Уоррен неподвижно стоял у крохотного окошка, глядя в пустоту. Одну половину его тела заливал холодный и белый свет, другая оставалась в тени. Профессор коснулся стекла, и оно тотчас же слегка затуманилось.

– Что вы сказали? – отозвался Алекс.

– Гипотермия, – повторил Уоррен. – Знаешь, что это за штука?

– Думаю, да…

– Сначала чувствуешь себя усталым, вымотанным, но, говорят, в этот момент ещё не осознаёшь, как всё плохо. Пульс падает примерно до шестидесяти в минуту, давление снижается, замедляется дыхание. Хочется сесть или лечь, отдохнуть. Когда температура тела опускается до двадцати восьми градусов, движения становятся неуклюжими, раскоординированными, нечёткими. Начинаются галлюцинации. Кто-то слышит музыку, кто-то видит несуществующих спасателей. К двадцати шести градусам сердце сокращается всё реже, ударов до сорока в минуту, – Уоррен вздохнул, словно без передышки не мог закончить. – К двадцати четырём тело охватывает онемение, непреодолимая сонливость, за которой следует потеря сознания. В двадцать два – кома. Двадцать – останавливается сердце.

Алекс глотнул кофе, но ничего не сказал – рассуждения профессора обычно не требовали ответа.

– При ветре в восемнадцать узлов в этих местах даже часа хватит, чтобы замёрзнуть насмерть, – заключил Уоррен.

Повисла долгая пауза.

– Похоже, не худший способ окочуриться, – фыркнул наконец Алекс.

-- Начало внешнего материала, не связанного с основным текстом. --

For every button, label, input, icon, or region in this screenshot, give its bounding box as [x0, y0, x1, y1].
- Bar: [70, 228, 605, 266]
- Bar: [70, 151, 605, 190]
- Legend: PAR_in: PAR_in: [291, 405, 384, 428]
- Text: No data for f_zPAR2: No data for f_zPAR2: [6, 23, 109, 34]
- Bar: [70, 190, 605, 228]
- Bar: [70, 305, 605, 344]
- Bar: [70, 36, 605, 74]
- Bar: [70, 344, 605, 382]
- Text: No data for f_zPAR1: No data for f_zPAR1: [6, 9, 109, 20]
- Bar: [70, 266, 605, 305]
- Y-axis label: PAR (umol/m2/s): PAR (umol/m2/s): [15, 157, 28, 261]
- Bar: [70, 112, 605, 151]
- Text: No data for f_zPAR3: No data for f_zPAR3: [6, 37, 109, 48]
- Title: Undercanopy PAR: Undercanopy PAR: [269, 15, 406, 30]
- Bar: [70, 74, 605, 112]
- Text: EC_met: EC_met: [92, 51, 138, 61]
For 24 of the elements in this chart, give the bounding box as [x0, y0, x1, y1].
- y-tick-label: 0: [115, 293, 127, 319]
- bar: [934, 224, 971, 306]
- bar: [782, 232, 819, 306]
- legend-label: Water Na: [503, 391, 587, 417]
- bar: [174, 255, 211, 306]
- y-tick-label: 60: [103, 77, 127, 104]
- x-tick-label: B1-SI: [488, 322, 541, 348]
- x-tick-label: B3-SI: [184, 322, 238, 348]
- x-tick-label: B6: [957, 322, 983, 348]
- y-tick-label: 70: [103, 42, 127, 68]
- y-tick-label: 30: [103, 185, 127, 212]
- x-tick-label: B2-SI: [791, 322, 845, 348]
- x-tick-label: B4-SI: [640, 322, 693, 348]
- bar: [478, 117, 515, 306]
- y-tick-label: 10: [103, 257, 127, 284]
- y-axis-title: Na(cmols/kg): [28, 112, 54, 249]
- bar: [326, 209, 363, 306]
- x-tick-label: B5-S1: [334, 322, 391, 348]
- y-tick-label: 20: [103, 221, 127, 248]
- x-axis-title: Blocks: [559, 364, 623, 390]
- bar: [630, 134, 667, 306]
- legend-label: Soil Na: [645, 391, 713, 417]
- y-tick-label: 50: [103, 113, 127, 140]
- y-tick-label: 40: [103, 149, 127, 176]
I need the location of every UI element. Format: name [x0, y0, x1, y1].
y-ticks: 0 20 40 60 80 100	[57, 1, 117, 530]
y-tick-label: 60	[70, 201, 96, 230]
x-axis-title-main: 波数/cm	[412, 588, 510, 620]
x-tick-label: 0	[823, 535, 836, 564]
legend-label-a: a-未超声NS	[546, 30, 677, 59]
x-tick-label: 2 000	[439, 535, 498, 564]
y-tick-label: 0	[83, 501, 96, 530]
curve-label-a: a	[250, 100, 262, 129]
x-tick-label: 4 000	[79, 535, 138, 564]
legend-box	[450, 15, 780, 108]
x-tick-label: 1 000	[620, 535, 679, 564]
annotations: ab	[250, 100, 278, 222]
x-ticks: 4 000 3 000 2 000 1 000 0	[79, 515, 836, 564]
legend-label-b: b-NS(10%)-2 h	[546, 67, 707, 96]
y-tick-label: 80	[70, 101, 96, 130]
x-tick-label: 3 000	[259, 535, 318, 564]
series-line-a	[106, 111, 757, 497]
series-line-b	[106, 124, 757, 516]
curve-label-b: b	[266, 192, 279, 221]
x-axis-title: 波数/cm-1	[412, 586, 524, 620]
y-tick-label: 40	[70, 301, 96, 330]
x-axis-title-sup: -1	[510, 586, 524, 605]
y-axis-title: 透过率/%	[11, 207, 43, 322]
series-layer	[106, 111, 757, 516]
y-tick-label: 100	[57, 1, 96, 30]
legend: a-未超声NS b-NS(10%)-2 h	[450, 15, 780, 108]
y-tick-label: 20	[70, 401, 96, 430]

Профессор отвёл глаза от окна и только теперь взглянул на своего ассистента. После невыносимой белизны снаружи Алекс показался ему тёмным силуэтом, плоской, вырезанной из картона фигурой, которая вдруг, смущённо улыбнувшись, добавила:

– В смысле, если уж действительно хочешь помереть…

Роберту Уоррену недавно исполнилось шестьдесят четыре.

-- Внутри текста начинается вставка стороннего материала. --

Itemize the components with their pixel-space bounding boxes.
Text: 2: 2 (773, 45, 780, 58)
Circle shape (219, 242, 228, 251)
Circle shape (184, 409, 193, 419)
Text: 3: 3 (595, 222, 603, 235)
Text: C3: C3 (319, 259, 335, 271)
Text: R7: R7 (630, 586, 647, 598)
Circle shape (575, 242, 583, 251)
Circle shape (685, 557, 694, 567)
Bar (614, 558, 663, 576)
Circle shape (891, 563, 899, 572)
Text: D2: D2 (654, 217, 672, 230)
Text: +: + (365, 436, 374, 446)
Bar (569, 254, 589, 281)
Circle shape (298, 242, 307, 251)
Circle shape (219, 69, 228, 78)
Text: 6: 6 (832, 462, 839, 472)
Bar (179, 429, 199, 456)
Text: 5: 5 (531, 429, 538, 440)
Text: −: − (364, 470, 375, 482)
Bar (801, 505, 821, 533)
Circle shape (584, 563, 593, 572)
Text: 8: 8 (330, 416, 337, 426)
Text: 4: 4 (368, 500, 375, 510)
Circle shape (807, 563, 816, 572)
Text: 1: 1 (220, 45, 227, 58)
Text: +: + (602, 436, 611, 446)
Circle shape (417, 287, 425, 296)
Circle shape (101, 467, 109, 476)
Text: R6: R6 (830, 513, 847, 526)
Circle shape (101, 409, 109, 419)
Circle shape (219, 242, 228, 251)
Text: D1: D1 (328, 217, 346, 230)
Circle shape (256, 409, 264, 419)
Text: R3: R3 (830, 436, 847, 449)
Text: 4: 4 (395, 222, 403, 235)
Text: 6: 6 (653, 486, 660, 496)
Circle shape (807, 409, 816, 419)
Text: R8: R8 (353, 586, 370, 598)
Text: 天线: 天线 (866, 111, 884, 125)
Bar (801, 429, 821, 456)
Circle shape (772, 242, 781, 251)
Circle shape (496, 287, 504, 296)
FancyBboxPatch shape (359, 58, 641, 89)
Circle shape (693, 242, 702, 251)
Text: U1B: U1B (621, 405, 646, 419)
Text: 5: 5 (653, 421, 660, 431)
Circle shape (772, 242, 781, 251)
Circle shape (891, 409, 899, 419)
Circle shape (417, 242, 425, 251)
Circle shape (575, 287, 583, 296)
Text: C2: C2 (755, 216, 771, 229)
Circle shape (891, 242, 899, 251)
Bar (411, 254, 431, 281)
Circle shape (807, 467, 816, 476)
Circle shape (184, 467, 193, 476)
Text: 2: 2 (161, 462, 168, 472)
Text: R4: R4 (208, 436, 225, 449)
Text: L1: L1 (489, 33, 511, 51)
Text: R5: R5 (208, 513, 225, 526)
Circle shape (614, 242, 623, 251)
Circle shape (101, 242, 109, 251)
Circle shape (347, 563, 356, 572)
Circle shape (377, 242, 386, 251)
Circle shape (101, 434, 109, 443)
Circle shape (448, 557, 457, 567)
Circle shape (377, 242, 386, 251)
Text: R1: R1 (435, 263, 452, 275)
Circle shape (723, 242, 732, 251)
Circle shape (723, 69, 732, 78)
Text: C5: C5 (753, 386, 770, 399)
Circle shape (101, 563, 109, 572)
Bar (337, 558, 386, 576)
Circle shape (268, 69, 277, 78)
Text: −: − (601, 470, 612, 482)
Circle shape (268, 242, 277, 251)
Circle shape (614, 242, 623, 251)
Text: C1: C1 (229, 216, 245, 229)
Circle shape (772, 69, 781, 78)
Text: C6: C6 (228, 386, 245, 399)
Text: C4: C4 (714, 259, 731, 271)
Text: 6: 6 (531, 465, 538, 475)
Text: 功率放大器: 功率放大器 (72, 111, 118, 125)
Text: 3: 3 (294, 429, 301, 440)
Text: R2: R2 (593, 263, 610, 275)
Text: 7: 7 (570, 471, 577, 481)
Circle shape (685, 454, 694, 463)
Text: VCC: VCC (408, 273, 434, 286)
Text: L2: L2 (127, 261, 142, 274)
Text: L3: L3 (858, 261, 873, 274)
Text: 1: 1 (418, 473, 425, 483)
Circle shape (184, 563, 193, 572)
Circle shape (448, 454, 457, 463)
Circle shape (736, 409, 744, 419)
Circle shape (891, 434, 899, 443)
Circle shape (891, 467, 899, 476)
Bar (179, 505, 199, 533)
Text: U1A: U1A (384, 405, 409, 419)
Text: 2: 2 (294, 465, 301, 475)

День рождения профессор отпраздновал на станции, в компании Алекса Тайна и нескольких других учёных. Они чокались пивом, которое Алекс тайком привёз с собой.

«Чтоб ещё сто лет так же!» – кричали все, напрочь забыв о страданиях Роберта. Едва похоронив сына, последнее, чего хочешь, – сто лет плакать над могилой.

Вот тогда-то, пока профессор выслушивал отпускаемые коллегами банальности и разглядывал в оконном стекле своё отражение с бутылкой пива в руке, ему и пришла в голову мысль – безумная, пугающая, но с каждым днём, словно болезнь, всё сильнее подтачивавшая его волю. Мысль эта была смелой и одновременно трусливой: не «сто лет», а «ни днём больше». Ни единым днём.